The MeshBitByBit class (often referred to as Mesh or Mesh Utilities in context) offers a set of specialized tools for working directly with the fundamental components of meshes, primarily triangles and planes. These functions can be useful for lower-level geometric analysis and operations that go beyond standard CAD modeling features.

Understanding Meshes in this Context:

For the purposes of this class:

  • A Triangle is typically represented as an array of three 3D points: [[x1,y1,z1], [x2,y2,z2], [x3,y3,z3]].
  • A Mesh is often treated as a list (array) of these triangles.
  • A Plane is efficiently defined by its normal vector (a vector perpendicular to the plane's surface) and a scalar distance d. This definition follows the equation N · X = d, where N is the normal vector, X is any point [x,y,z] on the plane, and · denotes the dot product. The value d represents the distance from the origin to the plane along its normal vector. The structure is typically { normal: [nx,ny,nz], d: number }.

Core Capabilities of the MeshBitByBit Class

This class focuses on geometric calculations involving triangles, planes, and their interactions. Here's a high-level look. For precise input parameters (like DTOs) and detailed algorithms, please refer to the full Mesh Utilities API documentation or the GitHub source linked above.

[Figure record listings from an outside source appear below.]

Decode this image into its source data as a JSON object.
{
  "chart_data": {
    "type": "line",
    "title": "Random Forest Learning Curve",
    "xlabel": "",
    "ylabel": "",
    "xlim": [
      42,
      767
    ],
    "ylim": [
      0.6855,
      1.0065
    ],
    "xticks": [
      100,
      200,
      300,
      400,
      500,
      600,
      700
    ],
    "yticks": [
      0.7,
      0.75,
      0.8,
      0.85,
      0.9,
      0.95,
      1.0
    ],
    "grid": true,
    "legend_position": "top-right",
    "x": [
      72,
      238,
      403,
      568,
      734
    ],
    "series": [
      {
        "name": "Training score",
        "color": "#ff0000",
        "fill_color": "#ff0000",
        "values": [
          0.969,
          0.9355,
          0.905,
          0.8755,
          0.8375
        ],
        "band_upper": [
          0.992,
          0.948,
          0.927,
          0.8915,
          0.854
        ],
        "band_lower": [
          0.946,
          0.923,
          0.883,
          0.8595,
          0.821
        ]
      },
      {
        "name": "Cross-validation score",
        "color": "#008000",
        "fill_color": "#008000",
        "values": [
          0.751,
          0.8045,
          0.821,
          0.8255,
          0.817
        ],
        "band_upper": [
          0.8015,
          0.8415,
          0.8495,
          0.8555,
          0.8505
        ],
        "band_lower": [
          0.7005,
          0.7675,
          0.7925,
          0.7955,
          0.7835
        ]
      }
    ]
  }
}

1. Plane and Triangle Geometry

Basic calculations related to planes and individual triangles:

  • Signed Distance to Plane (signedDistanceToPlane()): Calculate the shortest distance from a given point to a defined plane (N · X = d). The "signed" part means the result will be positive if the point is on one side of the plane (in the direction of N) and negative if it's on the other. It's calculated as N · Point - d.
  • Calculate Triangle Plane (calculateTrianglePlane()): Given the three points of a triangle, compute the plane in which that triangle lies. It returns the plane's normal vector and its distance d (satisfying N · X = d). This won't work for degenerate triangles (where points are collinear, resulting in an undefined plane).

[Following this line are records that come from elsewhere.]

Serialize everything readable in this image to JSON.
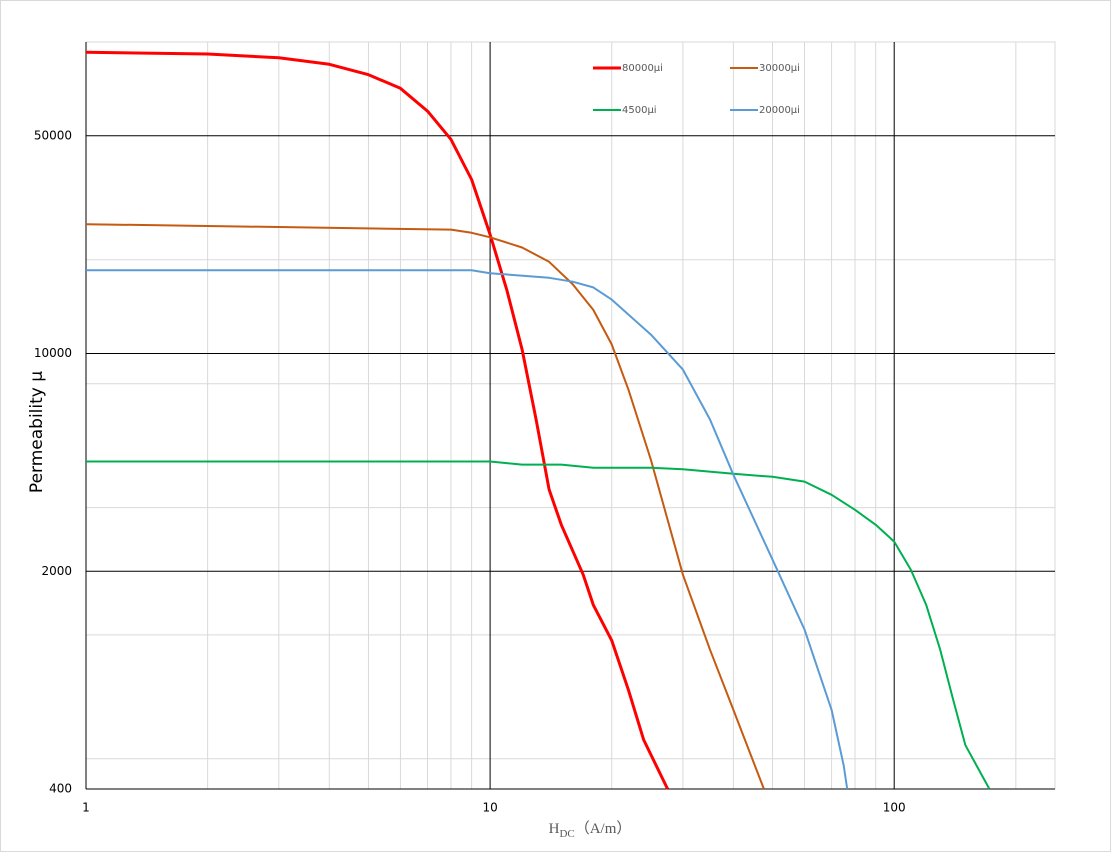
{
  "chart_data": {
    "type": "line",
    "x_label": {
      "main": "H",
      "sub": "DC",
      "unit": "（A/m）"
    },
    "y_label": "Permeability μ",
    "log_x": true,
    "log_y": true,
    "xlim": [
      1,
      250
    ],
    "ylim": [
      400,
      100000
    ],
    "xticks": [
      1,
      10,
      100
    ],
    "yticks": [
      400,
      2000,
      10000,
      50000
    ],
    "minor_xgrid": [
      2,
      3,
      4,
      5,
      6,
      7,
      8,
      9,
      20,
      30,
      40,
      50,
      60,
      70,
      80,
      90,
      200
    ],
    "minor_ygrid": [
      20000,
      8000,
      3200,
      1250,
      500
    ],
    "grid": true,
    "legend": "top",
    "series": [
      {
        "name": "80000μi",
        "color": "#ff0000",
        "x": [
          1,
          2,
          3,
          4,
          5,
          6,
          7,
          8,
          9,
          10,
          11,
          12,
          13,
          14,
          15,
          17,
          18,
          20,
          22,
          24,
          27.5
        ],
        "values": [
          92700,
          91500,
          89000,
          84800,
          78500,
          71000,
          60000,
          48700,
          36200,
          24100,
          16000,
          10300,
          6140,
          3660,
          2820,
          1950,
          1560,
          1200,
          830,
          575,
          400
        ]
      },
      {
        "name": "30000μi",
        "color": "#c55a11",
        "x": [
          1,
          8,
          9,
          10,
          12,
          14,
          16,
          18,
          20,
          22,
          25,
          30,
          35,
          40,
          47.6
        ],
        "values": [
          26000,
          25000,
          24400,
          23600,
          21900,
          19700,
          16700,
          13800,
          10700,
          7650,
          4560,
          1950,
          1120,
          718,
          400
        ]
      },
      {
        "name": "4500μi",
        "color": "#00b050",
        "x": [
          1,
          10,
          12,
          15,
          18,
          25,
          30,
          40,
          50,
          60,
          70,
          80,
          90,
          100,
          110,
          120,
          130,
          140,
          150,
          172
        ],
        "values": [
          4500,
          4500,
          4400,
          4400,
          4300,
          4300,
          4250,
          4110,
          4020,
          3880,
          3520,
          3150,
          2820,
          2490,
          2020,
          1560,
          1120,
          773,
          553,
          400
        ]
      },
      {
        "name": "20000μi",
        "color": "#5b9bd5",
        "x": [
          1,
          9,
          10,
          14,
          16,
          18,
          20,
          25,
          30,
          35,
          40,
          50,
          60,
          70,
          75,
          76.5
        ],
        "values": [
          18500,
          18500,
          18100,
          17500,
          17000,
          16300,
          14900,
          11500,
          8880,
          6140,
          4080,
          2180,
          1300,
          718,
          476,
          400
        ]
      }
    ]
  }
}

2. Intersection Operations (Advanced)

Finding where geometric entities cross or meet:

  • Triangle-Triangle Intersection (triangleTriangleIntersection()):
    • Determine if two triangles in 3D space intersect.
    • If they do intersect, this method returns the line segment that represents their intersection.
    • It handles various geometric configurations and uses a tolerance to manage floating-point precision. It's important to note that this function is designed to find a segment of intersection, and may not explicitly handle cases where triangles are coplanar and overlap over an area.
  • Mesh-Mesh Intersection (meshMeshIntersectionSegments(), meshMeshIntersectionPolylines(), meshMeshIntersectionPoints()):
    • These methods find the intersections between two entire meshes (collections of triangles).
    • meshMeshIntersectionSegments(): First, it checks every triangle from the first mesh against every triangle from the second mesh using triangleTriangleIntersection(). This results in a collection of individual line segments where any pair of triangles intersect.
    • meshMeshIntersectionPolylines(): Takes the raw intersection segments generated above and attempts to connect them end-to-end (using the Polyline.sortSegmentsIntoPolylines() utility) to form continuous polylines representing the intersection curves between the two meshes.
    • meshMeshIntersectionPoints(): Further processes the intersection polylines to provide a list of point lists, suitable for drawing or further analysis. For closed polylines, the first point is repeated at the end to close the loop visually.

Important Considerations

  • Tolerance: Many of these geometric calculations, especially intersections, rely on a tolerance value. This small number helps account for the inevitable tiny inaccuracies that occur with floating-point arithmetic. Choosing an appropriate tolerance is important for getting reliable results.
  • Computational Cost: Mesh-mesh intersection, in particular, can be computationally intensive because it potentially compares every triangle of one mesh with every triangle of the other. For very large meshes, this can take time.
  • Focus on Fundamentals: These methods provide building blocks. For instance, the triangleTriangleIntersection is a core part of the more complex meshMeshIntersection.